As with all the stories about Jesus healing a person, there is a deeper meaning to the episode of Bartimaeus at Jericho.

The mention of this oasis city tells us that Jesus is approaching his final destination, Jerusalem. Bartimaeus may well have lost his physical power of seeing, but he has insight into Jesus: other people refer to “Jesus of Nazareth”, but the beggar recognises him as “Son of David” and calls out “have mercy on me” (not “pity”, as our version renders it); this verb is only used of God, so he understands Jesus to be the bringer of God’s mercy. When Jesus tells them to call Bartimaeus, the others tell him, “Arise; he is calling you.” Mark uses the verb which has overtones of the resurrection (rather than simply “Get up”), which finds an echo in Jesus’ final remark to him that “your faith has saved you”. He receives more than the restoration of his ability to see physically: he now becomes a disciple of Jesus, following him “along the road”, the way to Jerusalem, which for Mark represents the place where Jesus is finally rejected and put to death.

Thus the Bartimaeus story presents a lesson in discipleship: a personal encounter with Jesus leads to a radical decision to follow Jesus along the way which leads to the cross, a theme which runs through the whole of Mark’s Gospel narrative


Jesus, Son of David, have mercy on me!

(Mark 10:48)

Previous Sunday Messages


We find the use of sight as a metaphor for faith in several places in the four Gospel versions. In this case, it is the recovery of sight which is at the centre of the meeting between Jesus and Bartimaeus. People who have had an operation to remove cataracts from their eyes often say what a difference it has made, not just to their sight but to their whole lives. Even a change of prescription to a person’s spectacles can have a dramatic effect. Perhaps the latter might be something that a greater number of us can relate to: we might have put off going to the optician for some reason or another and so we get used to our vision becoming weaker without realising it. When eventually we do go and it is apparent that new lenses will make all the difference, we wonder why we did not go for a test long before.

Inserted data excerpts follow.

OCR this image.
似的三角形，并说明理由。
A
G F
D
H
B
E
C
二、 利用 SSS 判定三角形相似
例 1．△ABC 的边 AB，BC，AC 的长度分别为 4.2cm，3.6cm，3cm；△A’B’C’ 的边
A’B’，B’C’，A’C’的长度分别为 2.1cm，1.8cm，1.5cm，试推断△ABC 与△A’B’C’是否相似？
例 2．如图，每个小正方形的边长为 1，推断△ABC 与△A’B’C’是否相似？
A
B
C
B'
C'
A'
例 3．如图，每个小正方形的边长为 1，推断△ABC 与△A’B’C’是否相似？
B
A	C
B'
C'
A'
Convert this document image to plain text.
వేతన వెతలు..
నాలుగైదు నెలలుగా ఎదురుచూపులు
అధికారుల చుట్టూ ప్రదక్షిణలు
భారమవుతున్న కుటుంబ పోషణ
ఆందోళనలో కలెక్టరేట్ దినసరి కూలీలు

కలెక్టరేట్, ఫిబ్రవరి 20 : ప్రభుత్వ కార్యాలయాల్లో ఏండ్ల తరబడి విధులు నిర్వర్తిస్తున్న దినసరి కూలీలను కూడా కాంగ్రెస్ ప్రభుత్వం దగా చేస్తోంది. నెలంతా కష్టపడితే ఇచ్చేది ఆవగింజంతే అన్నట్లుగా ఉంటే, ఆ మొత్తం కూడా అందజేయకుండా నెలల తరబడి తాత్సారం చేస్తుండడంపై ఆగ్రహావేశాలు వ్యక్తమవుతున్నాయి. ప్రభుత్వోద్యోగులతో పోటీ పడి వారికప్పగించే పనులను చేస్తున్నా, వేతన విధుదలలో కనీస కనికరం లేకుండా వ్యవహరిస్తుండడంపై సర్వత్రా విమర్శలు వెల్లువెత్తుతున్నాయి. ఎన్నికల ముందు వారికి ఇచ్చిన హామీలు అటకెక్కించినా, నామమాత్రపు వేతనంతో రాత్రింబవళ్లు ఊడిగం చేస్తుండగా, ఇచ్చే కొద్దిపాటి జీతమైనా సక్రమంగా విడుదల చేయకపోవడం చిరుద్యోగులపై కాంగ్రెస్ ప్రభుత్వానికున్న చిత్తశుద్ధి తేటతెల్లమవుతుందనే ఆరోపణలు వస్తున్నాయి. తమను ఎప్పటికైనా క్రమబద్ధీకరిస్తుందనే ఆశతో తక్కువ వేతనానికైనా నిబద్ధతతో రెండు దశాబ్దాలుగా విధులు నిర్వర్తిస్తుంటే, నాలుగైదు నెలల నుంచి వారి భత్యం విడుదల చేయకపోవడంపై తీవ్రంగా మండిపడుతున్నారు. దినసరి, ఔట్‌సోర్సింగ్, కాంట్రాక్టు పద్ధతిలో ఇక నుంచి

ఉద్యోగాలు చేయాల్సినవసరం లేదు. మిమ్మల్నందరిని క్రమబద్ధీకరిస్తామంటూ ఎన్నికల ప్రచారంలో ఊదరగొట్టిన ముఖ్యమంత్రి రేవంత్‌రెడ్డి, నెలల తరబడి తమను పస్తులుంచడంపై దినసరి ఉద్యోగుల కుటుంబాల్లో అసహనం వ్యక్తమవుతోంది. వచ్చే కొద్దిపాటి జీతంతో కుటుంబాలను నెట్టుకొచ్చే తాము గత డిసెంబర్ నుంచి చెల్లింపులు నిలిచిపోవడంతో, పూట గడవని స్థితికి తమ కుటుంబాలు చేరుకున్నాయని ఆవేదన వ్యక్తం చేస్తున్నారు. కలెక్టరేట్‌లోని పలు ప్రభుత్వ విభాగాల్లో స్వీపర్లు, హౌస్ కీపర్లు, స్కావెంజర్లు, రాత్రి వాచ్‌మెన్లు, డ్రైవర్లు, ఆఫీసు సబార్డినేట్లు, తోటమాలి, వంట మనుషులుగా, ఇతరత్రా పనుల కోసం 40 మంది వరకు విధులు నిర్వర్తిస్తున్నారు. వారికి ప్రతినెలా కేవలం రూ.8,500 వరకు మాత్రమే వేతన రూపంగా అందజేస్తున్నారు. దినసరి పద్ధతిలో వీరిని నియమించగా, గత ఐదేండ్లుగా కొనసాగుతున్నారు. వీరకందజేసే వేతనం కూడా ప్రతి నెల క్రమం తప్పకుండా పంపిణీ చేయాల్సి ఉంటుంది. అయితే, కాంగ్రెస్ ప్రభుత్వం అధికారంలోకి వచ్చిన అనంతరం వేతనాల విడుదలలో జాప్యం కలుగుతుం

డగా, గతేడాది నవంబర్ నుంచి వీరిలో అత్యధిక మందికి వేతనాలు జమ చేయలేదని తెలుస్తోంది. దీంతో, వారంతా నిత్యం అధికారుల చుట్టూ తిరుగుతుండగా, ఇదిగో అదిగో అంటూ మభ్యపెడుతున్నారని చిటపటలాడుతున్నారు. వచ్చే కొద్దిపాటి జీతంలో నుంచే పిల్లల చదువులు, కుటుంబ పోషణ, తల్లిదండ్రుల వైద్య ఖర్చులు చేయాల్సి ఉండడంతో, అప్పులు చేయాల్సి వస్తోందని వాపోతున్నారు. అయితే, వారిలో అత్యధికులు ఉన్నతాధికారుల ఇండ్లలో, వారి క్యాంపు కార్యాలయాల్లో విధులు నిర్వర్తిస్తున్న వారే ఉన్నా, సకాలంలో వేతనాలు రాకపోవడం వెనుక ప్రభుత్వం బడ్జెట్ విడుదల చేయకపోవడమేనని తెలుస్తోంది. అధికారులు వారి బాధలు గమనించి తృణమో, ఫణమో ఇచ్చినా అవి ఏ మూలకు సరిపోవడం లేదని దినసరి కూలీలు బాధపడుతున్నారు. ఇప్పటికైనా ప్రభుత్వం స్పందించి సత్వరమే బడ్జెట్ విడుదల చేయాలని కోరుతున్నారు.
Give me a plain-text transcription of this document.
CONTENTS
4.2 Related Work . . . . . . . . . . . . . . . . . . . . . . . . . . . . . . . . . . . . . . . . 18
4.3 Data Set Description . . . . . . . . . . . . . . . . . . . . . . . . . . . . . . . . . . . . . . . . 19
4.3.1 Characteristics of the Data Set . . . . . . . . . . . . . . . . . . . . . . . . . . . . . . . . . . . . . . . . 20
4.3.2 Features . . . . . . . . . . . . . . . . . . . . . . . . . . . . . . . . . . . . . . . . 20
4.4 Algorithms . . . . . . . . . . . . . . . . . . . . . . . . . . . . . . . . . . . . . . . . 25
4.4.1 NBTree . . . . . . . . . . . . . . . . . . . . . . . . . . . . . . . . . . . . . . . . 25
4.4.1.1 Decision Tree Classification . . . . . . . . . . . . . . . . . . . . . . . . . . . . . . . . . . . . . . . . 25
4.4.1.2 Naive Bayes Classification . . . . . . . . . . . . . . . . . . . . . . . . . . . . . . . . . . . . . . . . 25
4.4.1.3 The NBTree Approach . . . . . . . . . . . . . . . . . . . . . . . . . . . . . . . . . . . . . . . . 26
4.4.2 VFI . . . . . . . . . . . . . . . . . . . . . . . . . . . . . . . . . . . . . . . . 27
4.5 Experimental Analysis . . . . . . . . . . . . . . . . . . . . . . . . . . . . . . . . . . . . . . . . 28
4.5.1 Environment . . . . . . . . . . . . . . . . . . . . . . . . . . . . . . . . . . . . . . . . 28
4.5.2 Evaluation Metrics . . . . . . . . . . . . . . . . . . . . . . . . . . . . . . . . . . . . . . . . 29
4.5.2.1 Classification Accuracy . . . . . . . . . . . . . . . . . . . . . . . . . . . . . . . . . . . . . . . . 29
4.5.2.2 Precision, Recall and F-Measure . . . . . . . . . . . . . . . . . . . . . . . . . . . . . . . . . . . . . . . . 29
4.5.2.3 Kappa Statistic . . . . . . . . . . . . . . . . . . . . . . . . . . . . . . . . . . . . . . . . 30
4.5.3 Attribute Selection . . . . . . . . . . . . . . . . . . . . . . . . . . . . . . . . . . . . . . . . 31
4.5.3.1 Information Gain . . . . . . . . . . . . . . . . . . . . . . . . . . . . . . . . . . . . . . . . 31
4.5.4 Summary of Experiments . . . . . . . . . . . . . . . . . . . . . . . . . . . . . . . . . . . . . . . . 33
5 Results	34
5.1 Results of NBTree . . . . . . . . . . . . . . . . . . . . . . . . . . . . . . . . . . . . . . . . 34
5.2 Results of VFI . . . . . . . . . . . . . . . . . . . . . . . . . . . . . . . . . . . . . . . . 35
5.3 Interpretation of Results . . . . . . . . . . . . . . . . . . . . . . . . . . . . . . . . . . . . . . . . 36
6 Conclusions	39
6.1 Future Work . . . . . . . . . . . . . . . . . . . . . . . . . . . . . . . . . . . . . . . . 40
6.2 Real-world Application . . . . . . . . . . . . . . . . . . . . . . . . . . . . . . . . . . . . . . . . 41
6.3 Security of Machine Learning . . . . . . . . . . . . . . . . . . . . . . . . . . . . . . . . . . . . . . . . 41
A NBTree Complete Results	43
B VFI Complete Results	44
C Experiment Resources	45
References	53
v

Imagine for a moment that Bartimaeus did not pay attention to what was happening around him: he would have missed the opportunity to encounter Jesus and not just to recover his sight, but the chance to be saved would have passed him by. He would have remained a beggar all his life, but instead became a committed follower. These stories are meant to encourage us to look at ourselves, to see how we have allowed our vision about who we really want to be, to become dimmed. We may not need to have an operation to remove cataracts from our eyes, but we can all benefit from cleaning our spectacles.


  • Jericho is an oasis in the Judean desert, 15 miles north-east of Jerusalem.
  • The city was a popular winter resort for wealthy citizens of Jerusalem, which was cold and windy at that time of the year.
  • Bar is the Aramaic word for “son”: the Hebrew equivalent is ben


If you wear spectacles, when you clean them, think of the story of Bartimaeus and your own spiritual way of looking at life. If you don’t wear glasses, study a window and think about your spiritual sight in the same way.